Mr McLEAY (Boothby) - I wish to contribute briefly to this debate. Originally I intended to speak at the Committee stage and I may still do so. I have been compelled to take part at this stage by some of the remarks of the honourable member for Bowman (Mr Keogh). I have in mind particularly his reference to the previous Government as a government of war and to the present Government as a government of peace. I would be very pleased if someone would explain to me what is meant by the expression 'a government of peace'. The implication is that we are seeking to wage war on people. I and other honourable members on this side of the chamber resent that implication. A better description of the Government would be that it is a government of peaceful surrender. The honourable member for Bowman also said that we brought people in forcibly to serve. Clearly he was referring to national service. Today the Government is bribing people to serve on the cheap, secure in the knowledge that because it is a government of peace there will bc no fighting. This is quite a revolutionary change in the philosophy of war service.

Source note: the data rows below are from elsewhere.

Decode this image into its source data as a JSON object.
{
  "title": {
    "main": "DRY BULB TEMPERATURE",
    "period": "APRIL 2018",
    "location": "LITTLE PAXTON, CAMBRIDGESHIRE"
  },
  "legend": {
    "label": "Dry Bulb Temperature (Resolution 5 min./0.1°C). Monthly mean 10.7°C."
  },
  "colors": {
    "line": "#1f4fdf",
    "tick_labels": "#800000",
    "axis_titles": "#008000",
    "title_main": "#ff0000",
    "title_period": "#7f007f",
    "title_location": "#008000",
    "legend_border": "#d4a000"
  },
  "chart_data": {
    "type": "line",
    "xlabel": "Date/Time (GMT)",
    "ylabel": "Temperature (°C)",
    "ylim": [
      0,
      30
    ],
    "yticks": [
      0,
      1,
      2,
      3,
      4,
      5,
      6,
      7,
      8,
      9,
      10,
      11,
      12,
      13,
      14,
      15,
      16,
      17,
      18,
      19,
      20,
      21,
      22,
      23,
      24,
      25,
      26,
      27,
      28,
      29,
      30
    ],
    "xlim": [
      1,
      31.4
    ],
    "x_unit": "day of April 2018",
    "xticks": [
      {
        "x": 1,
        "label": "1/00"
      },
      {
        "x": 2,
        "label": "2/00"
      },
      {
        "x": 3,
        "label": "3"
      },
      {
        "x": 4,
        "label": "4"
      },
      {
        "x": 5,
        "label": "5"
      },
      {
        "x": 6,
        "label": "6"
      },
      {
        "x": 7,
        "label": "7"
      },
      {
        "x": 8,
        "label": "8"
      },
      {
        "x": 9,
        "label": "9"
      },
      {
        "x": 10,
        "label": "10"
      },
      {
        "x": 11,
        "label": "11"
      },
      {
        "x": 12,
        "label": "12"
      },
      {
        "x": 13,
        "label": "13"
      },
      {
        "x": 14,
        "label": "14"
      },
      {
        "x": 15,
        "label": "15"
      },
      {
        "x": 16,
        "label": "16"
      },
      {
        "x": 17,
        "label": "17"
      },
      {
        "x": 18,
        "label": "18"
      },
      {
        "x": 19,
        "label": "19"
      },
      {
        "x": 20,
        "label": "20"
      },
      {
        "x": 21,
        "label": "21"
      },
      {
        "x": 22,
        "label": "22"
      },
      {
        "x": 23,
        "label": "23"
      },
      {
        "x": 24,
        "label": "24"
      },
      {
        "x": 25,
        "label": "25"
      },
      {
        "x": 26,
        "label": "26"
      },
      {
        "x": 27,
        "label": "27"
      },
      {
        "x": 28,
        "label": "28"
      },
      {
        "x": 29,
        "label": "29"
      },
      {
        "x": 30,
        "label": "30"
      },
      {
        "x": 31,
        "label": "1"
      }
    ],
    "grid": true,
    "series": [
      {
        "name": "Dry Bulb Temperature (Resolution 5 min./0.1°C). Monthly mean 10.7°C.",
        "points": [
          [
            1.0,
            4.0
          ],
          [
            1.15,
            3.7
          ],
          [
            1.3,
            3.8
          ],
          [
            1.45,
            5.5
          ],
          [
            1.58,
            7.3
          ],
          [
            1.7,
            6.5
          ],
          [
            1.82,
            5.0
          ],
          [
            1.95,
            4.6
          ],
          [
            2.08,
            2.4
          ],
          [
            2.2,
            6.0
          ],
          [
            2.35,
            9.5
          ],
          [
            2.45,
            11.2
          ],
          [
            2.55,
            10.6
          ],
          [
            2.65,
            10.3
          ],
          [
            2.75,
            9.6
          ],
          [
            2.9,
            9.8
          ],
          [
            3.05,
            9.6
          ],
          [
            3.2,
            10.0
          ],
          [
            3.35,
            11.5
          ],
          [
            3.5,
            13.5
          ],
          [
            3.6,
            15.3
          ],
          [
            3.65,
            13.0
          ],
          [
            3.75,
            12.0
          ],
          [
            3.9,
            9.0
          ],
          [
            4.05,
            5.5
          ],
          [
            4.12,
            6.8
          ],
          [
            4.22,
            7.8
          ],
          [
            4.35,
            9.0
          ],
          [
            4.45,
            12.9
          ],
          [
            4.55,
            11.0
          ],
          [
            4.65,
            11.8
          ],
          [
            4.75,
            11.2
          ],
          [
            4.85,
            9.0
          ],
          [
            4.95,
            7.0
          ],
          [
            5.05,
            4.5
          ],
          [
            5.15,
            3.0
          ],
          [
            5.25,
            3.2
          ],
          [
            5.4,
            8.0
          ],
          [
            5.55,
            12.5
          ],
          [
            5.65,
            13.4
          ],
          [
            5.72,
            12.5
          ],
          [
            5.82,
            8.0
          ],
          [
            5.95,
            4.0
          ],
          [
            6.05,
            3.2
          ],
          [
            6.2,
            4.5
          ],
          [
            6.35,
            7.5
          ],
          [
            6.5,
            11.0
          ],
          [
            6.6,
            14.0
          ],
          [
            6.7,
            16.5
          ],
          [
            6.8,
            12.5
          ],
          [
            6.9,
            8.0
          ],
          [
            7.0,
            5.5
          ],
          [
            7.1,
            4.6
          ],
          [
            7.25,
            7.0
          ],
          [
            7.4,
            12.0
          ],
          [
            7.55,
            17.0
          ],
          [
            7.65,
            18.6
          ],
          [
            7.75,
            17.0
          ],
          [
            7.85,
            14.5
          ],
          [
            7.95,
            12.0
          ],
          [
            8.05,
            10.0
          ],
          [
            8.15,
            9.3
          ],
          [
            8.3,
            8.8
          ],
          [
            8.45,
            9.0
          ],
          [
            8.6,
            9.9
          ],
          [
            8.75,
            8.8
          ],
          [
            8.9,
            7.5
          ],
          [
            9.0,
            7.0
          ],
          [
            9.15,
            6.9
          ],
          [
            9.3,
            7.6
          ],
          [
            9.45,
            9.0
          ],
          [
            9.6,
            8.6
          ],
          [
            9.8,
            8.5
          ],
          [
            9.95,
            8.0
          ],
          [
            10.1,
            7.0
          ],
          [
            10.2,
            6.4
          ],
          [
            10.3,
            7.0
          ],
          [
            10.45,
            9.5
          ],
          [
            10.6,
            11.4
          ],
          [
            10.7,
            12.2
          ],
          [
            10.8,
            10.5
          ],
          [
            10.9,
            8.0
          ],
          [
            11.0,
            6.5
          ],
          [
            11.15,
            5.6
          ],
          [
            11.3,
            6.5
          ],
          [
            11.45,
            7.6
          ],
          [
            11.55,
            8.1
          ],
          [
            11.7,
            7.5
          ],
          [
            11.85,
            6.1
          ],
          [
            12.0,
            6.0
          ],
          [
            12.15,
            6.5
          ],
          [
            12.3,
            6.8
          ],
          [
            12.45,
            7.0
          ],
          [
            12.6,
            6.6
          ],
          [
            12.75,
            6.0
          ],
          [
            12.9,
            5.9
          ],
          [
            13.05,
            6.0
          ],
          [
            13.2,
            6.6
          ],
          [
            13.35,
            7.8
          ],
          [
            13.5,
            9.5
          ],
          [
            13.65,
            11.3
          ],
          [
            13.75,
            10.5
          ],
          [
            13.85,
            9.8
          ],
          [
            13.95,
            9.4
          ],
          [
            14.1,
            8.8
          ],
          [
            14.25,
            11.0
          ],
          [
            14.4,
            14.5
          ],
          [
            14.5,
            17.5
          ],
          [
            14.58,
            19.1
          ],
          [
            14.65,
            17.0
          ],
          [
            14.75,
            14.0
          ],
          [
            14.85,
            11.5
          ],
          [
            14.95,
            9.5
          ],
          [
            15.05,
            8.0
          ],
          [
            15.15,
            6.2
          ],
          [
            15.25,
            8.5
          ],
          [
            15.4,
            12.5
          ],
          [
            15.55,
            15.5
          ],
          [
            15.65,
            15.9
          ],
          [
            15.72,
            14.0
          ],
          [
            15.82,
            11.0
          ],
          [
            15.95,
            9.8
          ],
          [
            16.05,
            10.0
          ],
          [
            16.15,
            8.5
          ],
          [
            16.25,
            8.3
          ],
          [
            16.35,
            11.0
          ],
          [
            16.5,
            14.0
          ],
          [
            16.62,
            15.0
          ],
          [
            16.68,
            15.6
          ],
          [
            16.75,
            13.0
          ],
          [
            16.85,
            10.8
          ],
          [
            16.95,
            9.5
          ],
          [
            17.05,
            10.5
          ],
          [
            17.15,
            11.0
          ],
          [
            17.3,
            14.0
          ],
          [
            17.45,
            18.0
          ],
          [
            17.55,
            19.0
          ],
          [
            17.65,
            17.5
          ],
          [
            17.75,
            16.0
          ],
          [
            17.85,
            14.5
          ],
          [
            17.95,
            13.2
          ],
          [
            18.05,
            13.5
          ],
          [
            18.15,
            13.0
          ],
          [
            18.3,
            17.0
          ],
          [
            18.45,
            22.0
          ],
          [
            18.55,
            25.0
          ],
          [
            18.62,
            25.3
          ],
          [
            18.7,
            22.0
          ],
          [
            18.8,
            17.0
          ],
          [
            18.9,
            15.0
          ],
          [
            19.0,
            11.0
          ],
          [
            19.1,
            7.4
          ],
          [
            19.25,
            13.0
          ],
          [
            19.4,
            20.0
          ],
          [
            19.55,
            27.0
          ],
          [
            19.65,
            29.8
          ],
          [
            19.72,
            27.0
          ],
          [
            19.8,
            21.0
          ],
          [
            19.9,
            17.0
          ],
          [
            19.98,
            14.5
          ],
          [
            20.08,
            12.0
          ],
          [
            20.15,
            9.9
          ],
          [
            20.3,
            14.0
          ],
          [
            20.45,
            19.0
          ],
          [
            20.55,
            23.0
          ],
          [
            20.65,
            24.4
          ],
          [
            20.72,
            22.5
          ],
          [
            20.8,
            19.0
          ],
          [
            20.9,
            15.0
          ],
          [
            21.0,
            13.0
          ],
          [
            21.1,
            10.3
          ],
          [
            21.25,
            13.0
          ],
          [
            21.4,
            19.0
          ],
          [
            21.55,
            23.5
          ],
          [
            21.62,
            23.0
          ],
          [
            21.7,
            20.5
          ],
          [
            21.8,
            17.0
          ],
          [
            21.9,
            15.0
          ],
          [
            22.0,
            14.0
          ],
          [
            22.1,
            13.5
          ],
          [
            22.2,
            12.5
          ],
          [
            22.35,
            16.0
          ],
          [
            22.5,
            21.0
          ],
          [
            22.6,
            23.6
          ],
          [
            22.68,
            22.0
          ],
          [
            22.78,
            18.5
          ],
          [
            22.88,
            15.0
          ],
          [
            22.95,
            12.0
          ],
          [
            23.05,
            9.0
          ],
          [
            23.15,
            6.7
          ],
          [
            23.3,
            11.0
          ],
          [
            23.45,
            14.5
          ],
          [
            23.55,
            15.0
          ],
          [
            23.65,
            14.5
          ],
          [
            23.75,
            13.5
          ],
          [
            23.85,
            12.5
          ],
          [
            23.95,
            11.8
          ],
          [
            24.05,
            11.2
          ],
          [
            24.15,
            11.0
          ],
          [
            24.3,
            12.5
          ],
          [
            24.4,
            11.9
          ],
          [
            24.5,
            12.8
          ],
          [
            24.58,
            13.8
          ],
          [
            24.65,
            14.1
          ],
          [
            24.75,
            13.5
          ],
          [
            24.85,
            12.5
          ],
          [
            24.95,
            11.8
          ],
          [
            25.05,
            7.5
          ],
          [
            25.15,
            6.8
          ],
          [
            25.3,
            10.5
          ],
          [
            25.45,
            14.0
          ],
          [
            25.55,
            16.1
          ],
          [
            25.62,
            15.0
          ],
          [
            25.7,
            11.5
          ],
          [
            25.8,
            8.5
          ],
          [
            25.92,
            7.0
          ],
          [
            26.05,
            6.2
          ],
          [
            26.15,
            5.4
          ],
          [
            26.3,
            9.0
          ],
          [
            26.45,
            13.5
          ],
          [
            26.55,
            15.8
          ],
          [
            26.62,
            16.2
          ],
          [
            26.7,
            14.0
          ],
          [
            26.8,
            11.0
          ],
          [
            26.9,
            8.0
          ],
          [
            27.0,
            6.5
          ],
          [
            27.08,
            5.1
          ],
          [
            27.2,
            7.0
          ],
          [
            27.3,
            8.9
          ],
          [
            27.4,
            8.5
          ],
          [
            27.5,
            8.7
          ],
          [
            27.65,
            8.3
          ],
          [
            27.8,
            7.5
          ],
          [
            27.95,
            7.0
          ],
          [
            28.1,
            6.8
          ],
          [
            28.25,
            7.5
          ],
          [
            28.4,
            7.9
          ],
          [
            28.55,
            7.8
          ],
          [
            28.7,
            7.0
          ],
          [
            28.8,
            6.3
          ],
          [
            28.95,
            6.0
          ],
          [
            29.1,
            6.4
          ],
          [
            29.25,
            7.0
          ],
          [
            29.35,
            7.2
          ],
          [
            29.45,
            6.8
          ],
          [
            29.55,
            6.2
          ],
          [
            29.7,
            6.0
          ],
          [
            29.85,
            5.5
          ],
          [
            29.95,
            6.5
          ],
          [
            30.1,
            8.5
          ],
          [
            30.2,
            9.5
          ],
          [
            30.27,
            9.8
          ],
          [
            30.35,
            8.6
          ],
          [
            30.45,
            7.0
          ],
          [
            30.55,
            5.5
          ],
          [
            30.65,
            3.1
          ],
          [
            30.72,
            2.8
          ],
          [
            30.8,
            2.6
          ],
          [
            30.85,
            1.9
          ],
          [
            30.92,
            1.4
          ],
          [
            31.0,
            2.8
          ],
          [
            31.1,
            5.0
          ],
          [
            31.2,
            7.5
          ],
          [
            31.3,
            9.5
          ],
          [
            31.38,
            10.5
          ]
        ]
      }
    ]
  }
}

Mr Garrick - That is a dangerous word.


Mr McLEAY - Yes, 'revolutionary' is a dangerous word. Revolutions are fought all round the world. I wish now to draw attention to the change in philosophy in this Bill because there will be no other opportunity. I have been reading through the records of the debates on war service homes legislation. The philosophy expressed in 1951 was the same as that of 1918; that is, people were assisted financially to buy homes who had rendered service to this country overseas in wartime, or had volunteered to go overseas but for some reason beyond their control had not served overseas. I did not catch the interjection.


Mr Garrick - The only difference is that yours was a small bribe and ours is a big bribe.